Disentangled Representation Learning for Non-Parallel Text Style Transfer
Vineet John | Lili Mou | Hareesh Bahuleyan | Olga Vechtomova
Proceedings of the 57th Annual Meeting of the Association for Computational Linguistics

This paper tackles the problem of disentangling the latent representations of style and content in language models. We propose a simple yet effective approach, which incorporates auxiliary multi-task and adversarial objectives, for style prediction and bag-of-words prediction, respectively. We show, both qualitatively and quantitatively, that the style and content are indeed disentangled in the latent space. This disentangled latent representation learning can be applied to style transfer on non-parallel corpora. We achieve high performance in terms of transfer accuracy, content preservation, and language fluency, in comparison to various previous approaches.

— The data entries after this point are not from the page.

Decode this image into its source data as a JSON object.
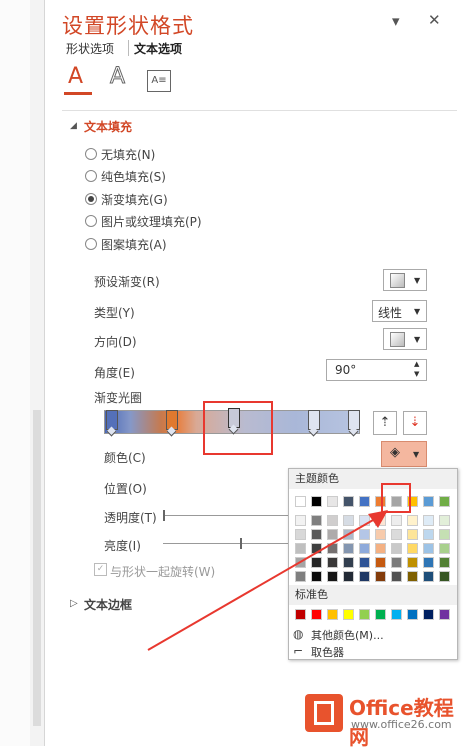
{
  "header": {
    "title": "设置形状格式",
    "pin": "▾",
    "close": "✕"
  },
  "tabs": [
    {
      "label": "形状选项"
    },
    {
      "label": "文本选项"
    }
  ],
  "icons": {
    "fill": "A",
    "outline": "A",
    "textbox": "A≡"
  },
  "text_fill": {
    "title": "文本填充",
    "options": [
      {
        "label": "无填充(N)",
        "selected": false
      },
      {
        "label": "纯色填充(S)",
        "selected": false
      },
      {
        "label": "渐变填充(G)",
        "selected": true
      },
      {
        "label": "图片或纹理填充(P)",
        "selected": false
      },
      {
        "label": "图案填充(A)",
        "selected": false
      }
    ]
  },
  "props": {
    "preset": "预设渐变(R)",
    "type": "类型(Y)",
    "type_value": "线性",
    "direction": "方向(D)",
    "angle": "角度(E)",
    "angle_value": "90°",
    "stops": "渐变光圈",
    "color": "颜色(C)",
    "position": "位置(O)",
    "transparency": "透明度(T)",
    "brightness": "亮度(I)",
    "rotate": "与形状一起旋转(W)"
  },
  "text_border": {
    "title": "文本边框"
  },
  "color_popup": {
    "theme_title": "主题颜色",
    "standard_title": "标准色",
    "more": "其他颜色(M)...",
    "eyedropper": "取色器",
    "theme_top": [
      "#ffffff",
      "#000000",
      "#e7e6e6",
      "#44546a",
      "#4472c4",
      "#ed7d31",
      "#a5a5a5",
      "#ffc000",
      "#5b9bd5",
      "#70ad47"
    ],
    "theme_shades": [
      [
        "#f2f2f2",
        "#7f7f7f",
        "#d0cece",
        "#d6dce4",
        "#d9e2f3",
        "#fbe5d5",
        "#ededed",
        "#fff2cc",
        "#deebf6",
        "#e2efd9"
      ],
      [
        "#d8d8d8",
        "#595959",
        "#aeabab",
        "#adb9ca",
        "#b4c6e7",
        "#f7cbac",
        "#dbdbdb",
        "#fee599",
        "#bdd7ee",
        "#c5e0b3"
      ],
      [
        "#bfbfbf",
        "#3f3f3f",
        "#757070",
        "#8496b0",
        "#8eaadb",
        "#f4b183",
        "#c9c9c9",
        "#ffd965",
        "#9dc3e6",
        "#a8d08d"
      ],
      [
        "#a5a5a5",
        "#262626",
        "#3a3838",
        "#323f4f",
        "#2f5496",
        "#c55a11",
        "#7b7b7b",
        "#bf9000",
        "#2e75b5",
        "#538135"
      ],
      [
        "#7f7f7f",
        "#0c0c0c",
        "#161616",
        "#222a35",
        "#1f3864",
        "#833c0b",
        "#525252",
        "#7f6000",
        "#1e4e79",
        "#375623"
      ]
    ],
    "standard": [
      "#c00000",
      "#ff0000",
      "#ffc000",
      "#ffff00",
      "#92d050",
      "#00b050",
      "#00b0f0",
      "#0070c0",
      "#002060",
      "#7030a0"
    ]
  },
  "watermark": {
    "brand": "Office教程网",
    "url": "www.office26.com"
  }
}
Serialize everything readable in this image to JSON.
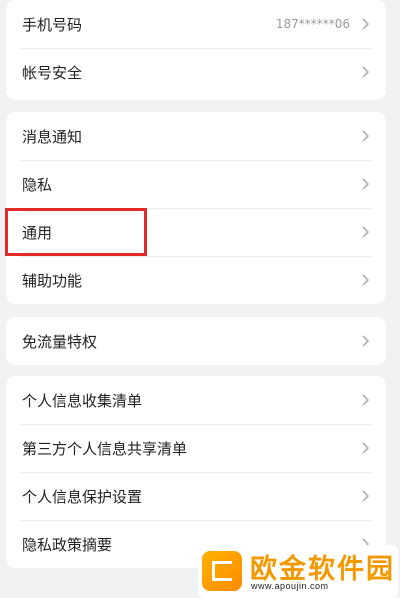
{
  "group1": {
    "items": [
      {
        "label": "手机号码",
        "value": "187******06"
      },
      {
        "label": "帐号安全"
      }
    ]
  },
  "group2": {
    "items": [
      {
        "label": "消息通知"
      },
      {
        "label": "隐私"
      },
      {
        "label": "通用"
      },
      {
        "label": "辅助功能"
      }
    ]
  },
  "group3": {
    "items": [
      {
        "label": "免流量特权"
      }
    ]
  },
  "group4": {
    "items": [
      {
        "label": "个人信息收集清单"
      },
      {
        "label": "第三方个人信息共享清单"
      },
      {
        "label": "个人信息保护设置"
      },
      {
        "label": "隐私政策摘要"
      }
    ]
  },
  "icons": {
    "chevron": "chevron-right-icon"
  },
  "colors": {
    "highlight": "#e22a2a",
    "background": "#f1f2f4",
    "card": "#ffffff",
    "watermark": "#f39800"
  },
  "watermark": {
    "text": "欧金软件园",
    "url": "www.apoujin.com"
  }
}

Stochastic Wasserstein Autoencoder for Probabilistic Sentence Generation
Hareesh Bahuleyan | Lili Mou | Hao Zhou | Olga Vechtomova
Proceedings of the 2019 Conference of the North American Chapter of the Association for Computational Linguistics: Human Language Technologies, Volume 1 (Long and Short Papers)

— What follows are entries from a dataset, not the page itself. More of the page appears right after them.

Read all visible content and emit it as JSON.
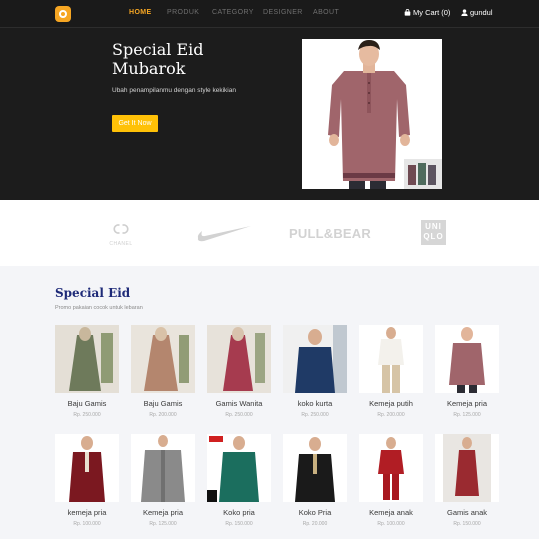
{
  "nav": {
    "links": [
      "HOME",
      "PRODUK",
      "CATEGORY",
      "DESIGNER",
      "ABOUT"
    ],
    "cart_label": "My Cart",
    "cart_count": "(0)",
    "user_label": "gundul",
    "accent_color": "#f6a623"
  },
  "hero": {
    "title": "Special Eid Mubarok",
    "subtitle": "Ubah penampilanmu dengan style kekikian",
    "button_label": "Get It Now",
    "button_color": "#ffc107"
  },
  "brands": [
    "CHANEL",
    "nike-swoosh-logo",
    "PULL&BEAR",
    "UNI QLO"
  ],
  "section": {
    "title": "Special Eid",
    "subtitle": "Promo pakaian cocok untuk lebaran",
    "title_color": "#1e2a78"
  },
  "products": [
    {
      "name": "Baju Gamis",
      "price": "Rp. 250.000"
    },
    {
      "name": "Baju Gamis",
      "price": "Rp. 200.000"
    },
    {
      "name": "Gamis Wanita",
      "price": "Rp. 250.000"
    },
    {
      "name": "koko kurta",
      "price": "Rp. 250.000"
    },
    {
      "name": "Kemeja putih",
      "price": "Rp. 200.000"
    },
    {
      "name": "Kemeja pria",
      "price": "Rp. 125.000"
    },
    {
      "name": "kemeja pria",
      "price": "Rp. 100.000"
    },
    {
      "name": "Kemeja pria",
      "price": "Rp. 125.000"
    },
    {
      "name": "Koko pria",
      "price": "Rp. 150.000"
    },
    {
      "name": "Koko Pria",
      "price": "Rp. 20.000"
    },
    {
      "name": "Kemeja anak",
      "price": "Rp. 100.000"
    },
    {
      "name": "Gamis anak",
      "price": "Rp. 150.000"
    }
  ]
}
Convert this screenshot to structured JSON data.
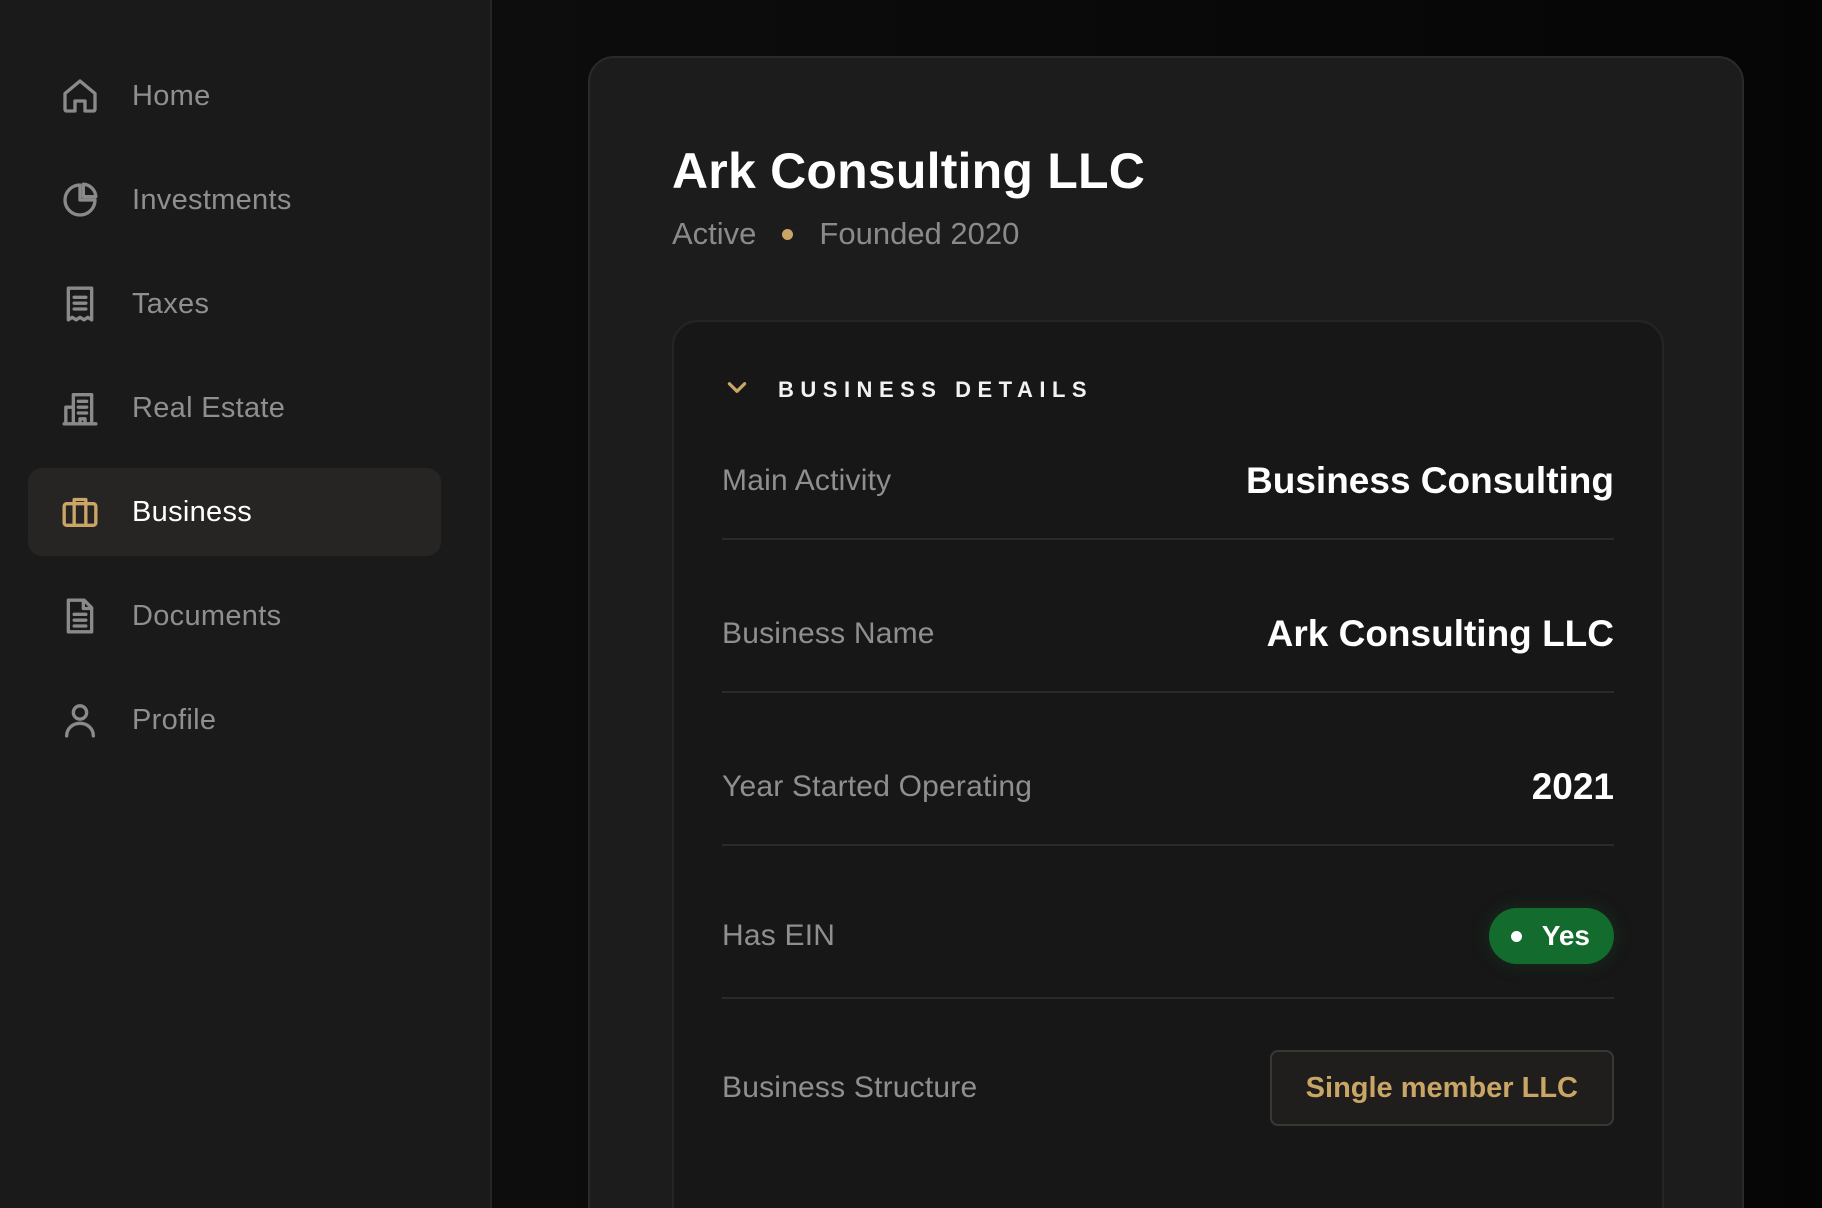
{
  "sidebar": {
    "items": [
      {
        "label": "Home",
        "icon": "home-icon"
      },
      {
        "label": "Investments",
        "icon": "pie-chart-icon"
      },
      {
        "label": "Taxes",
        "icon": "receipt-icon"
      },
      {
        "label": "Real Estate",
        "icon": "building-icon"
      },
      {
        "label": "Business",
        "icon": "briefcase-icon",
        "active": true
      },
      {
        "label": "Documents",
        "icon": "document-icon"
      },
      {
        "label": "Profile",
        "icon": "user-icon"
      }
    ]
  },
  "business": {
    "name": "Ark Consulting LLC",
    "status": "Active",
    "founded": "Founded 2020"
  },
  "details": {
    "section_title": "BUSINESS DETAILS",
    "rows": [
      {
        "label": "Main Activity",
        "value": "Business Consulting"
      },
      {
        "label": "Business Name",
        "value": "Ark Consulting LLC"
      },
      {
        "label": "Year Started Operating",
        "value": "2021"
      },
      {
        "label": "Has EIN",
        "value": "Yes"
      },
      {
        "label": "Business Structure",
        "value": "Single member LLC"
      }
    ]
  },
  "colors": {
    "accent": "#c9a566",
    "success": "#136b2e",
    "background": "#0a0a0a",
    "sidebar": "#1a1a1a"
  }
}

The variational autoencoder (VAE) imposes a probabilistic distribution (typically Gaussian) on the latent space and penalizes the Kullback-Leibler (KL) divergence between the posterior and prior. In NLP, VAEs are extremely difficult to train due to the problem of KL collapsing to zero. One has to implement various heuristics such as KL weight annealing and word dropout in a carefully engineered manner to successfully train a VAE for text. In this paper, we propose to use the Wasserstein autoencoder (WAE) for probabilistic sentence generation, where the encoder could be either stochastic or deterministic. We show theoretically and empirically that, in the original WAE, the stochastically encoded Gaussian distribution tends to become a Dirac-delta function, and we propose a variant of WAE that encourages the stochasticity of the encoder. Experimental results show that the latent space learned by WAE exhibits properties of continuity and smoothness as in VAEs, while simultaneously achieving much higher BLEU scores for sentence reconstruction.

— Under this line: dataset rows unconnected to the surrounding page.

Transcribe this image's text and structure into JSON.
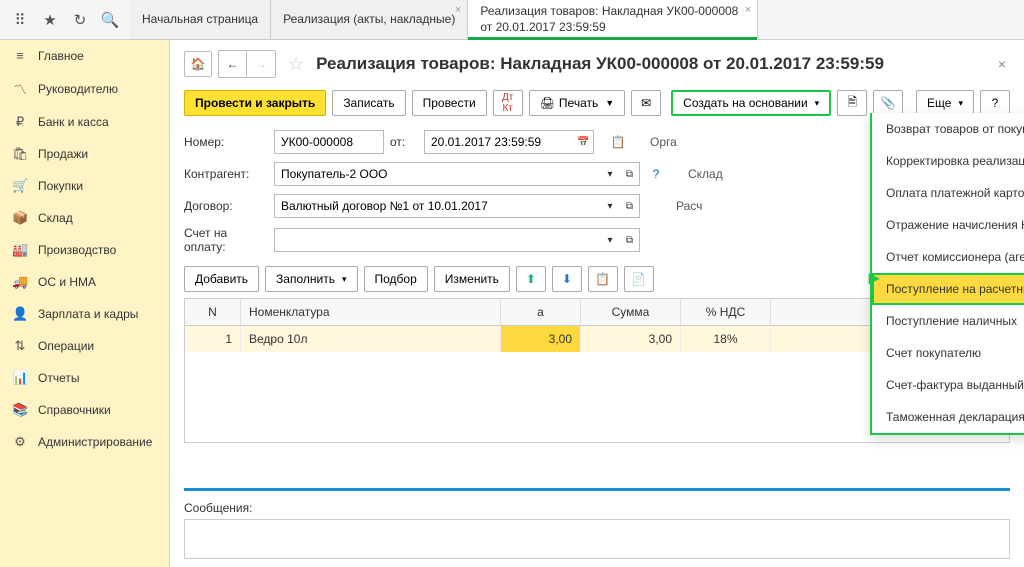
{
  "tabs": [
    {
      "label": "Начальная страница"
    },
    {
      "label": "Реализация (акты, накладные)"
    },
    {
      "label": "Реализация товаров: Накладная УК00-000008 от 20.01.2017 23:59:59"
    }
  ],
  "sidebar": [
    {
      "icon": "≡",
      "label": "Главное"
    },
    {
      "icon": "〽",
      "label": "Руководителю"
    },
    {
      "icon": "₽",
      "label": "Банк и касса"
    },
    {
      "icon": "🛍",
      "label": "Продажи"
    },
    {
      "icon": "🛒",
      "label": "Покупки"
    },
    {
      "icon": "📦",
      "label": "Склад"
    },
    {
      "icon": "🏭",
      "label": "Производство"
    },
    {
      "icon": "🚚",
      "label": "ОС и НМА"
    },
    {
      "icon": "👤",
      "label": "Зарплата и кадры"
    },
    {
      "icon": "⇅",
      "label": "Операции"
    },
    {
      "icon": "📊",
      "label": "Отчеты"
    },
    {
      "icon": "📚",
      "label": "Справочники"
    },
    {
      "icon": "⚙",
      "label": "Администрирование"
    }
  ],
  "page": {
    "title": "Реализация товаров: Накладная УК00-000008 от 20.01.2017 23:59:59"
  },
  "toolbar": {
    "post_close": "Провести и закрыть",
    "save": "Записать",
    "post": "Провести",
    "print": "Печать",
    "create_based": "Создать на основании",
    "more": "Еще",
    "help": "?"
  },
  "dropdown": [
    "Возврат товаров от покупателя",
    "Корректировка реализации",
    "Оплата платежной картой",
    "Отражение начисления НДС",
    "Отчет комиссионера (агента) о продажах",
    "Поступление на расчетный счет",
    "Поступление наличных",
    "Счет покупателю",
    "Счет-фактура выданный",
    "Таможенная декларация (экспорт)"
  ],
  "form": {
    "number_label": "Номер:",
    "number": "УК00-000008",
    "from_label": "от:",
    "date": "20.01.2017 23:59:59",
    "org_label": "Орга",
    "counterparty_label": "Контрагент:",
    "counterparty": "Покупатель-2 ООО",
    "warehouse_label": "Склад",
    "contract_label": "Договор:",
    "contract": "Валютный договор №1 от 10.01.2017",
    "calc_label": "Расч",
    "invoice_label": "Счет на оплату:"
  },
  "table_toolbar": {
    "add": "Добавить",
    "fill": "Заполнить",
    "pick": "Подбор",
    "edit": "Изменить"
  },
  "table": {
    "headers": {
      "n": "N",
      "name": "Номенклатура",
      "a": "а",
      "sum": "Сумма",
      "vat": "% НДС"
    },
    "rows": [
      {
        "n": "1",
        "name": "Ведро 10л",
        "a": "3,00",
        "sum": "3,00",
        "vat": "18%"
      }
    ]
  },
  "messages_label": "Сообщения:"
}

Variational Attention for Sequence-to-Sequence Models
Hareesh Bahuleyan | Lili Mou | Olga Vechtomova | Pascal Poupart
Proceedings of the 27th International Conference on Computational Linguistics

The variational encoder-decoder (VED) encodes source information as a set of random variables using a neural network, which in turn is decoded into target data using another neural network. In natural language processing, sequence-to-sequence (Seq2Seq) models typically serve as encoder-decoder networks. When combined with a traditional (deterministic) attention mechanism, the variational latent space may be bypassed by the attention model, and thus becomes ineffective. In this paper, we propose a variational attention mechanism for VED, where the attention vector is also modeled as Gaussian distributed random variables. Results on two experiments show that, without loss of quality, our proposed method alleviates the bypassing phenomenon as it increases the diversity of generated sentences.


UWaterloo at SemEval-2017 Task 8: Detecting Stance towards Rumours with Topic Independent Features
Hareesh Bahuleyan | Olga Vechtomova
Proceedings of the 11th International Workshop on Semantic Evaluation (SemEval-2017)

This paper describes our system for subtask-A: SDQC for RumourEval, task-8 of SemEval 2017. Identifying rumours, especially for breaking news events as they unfold, is a challenging task due to the absence of sufficient information about the exact rumour stories circulating on social media. Determining the stance of Twitter users towards rumourous messages could provide an indirect way of identifying potential rumours. The proposed approach makes use of topic independent features from two categories, namely cue features and message specific features to fit a gradient boosting classifier. With an accuracy of 0.78, our system achieved the second best performance on subtask-A of RumourEval.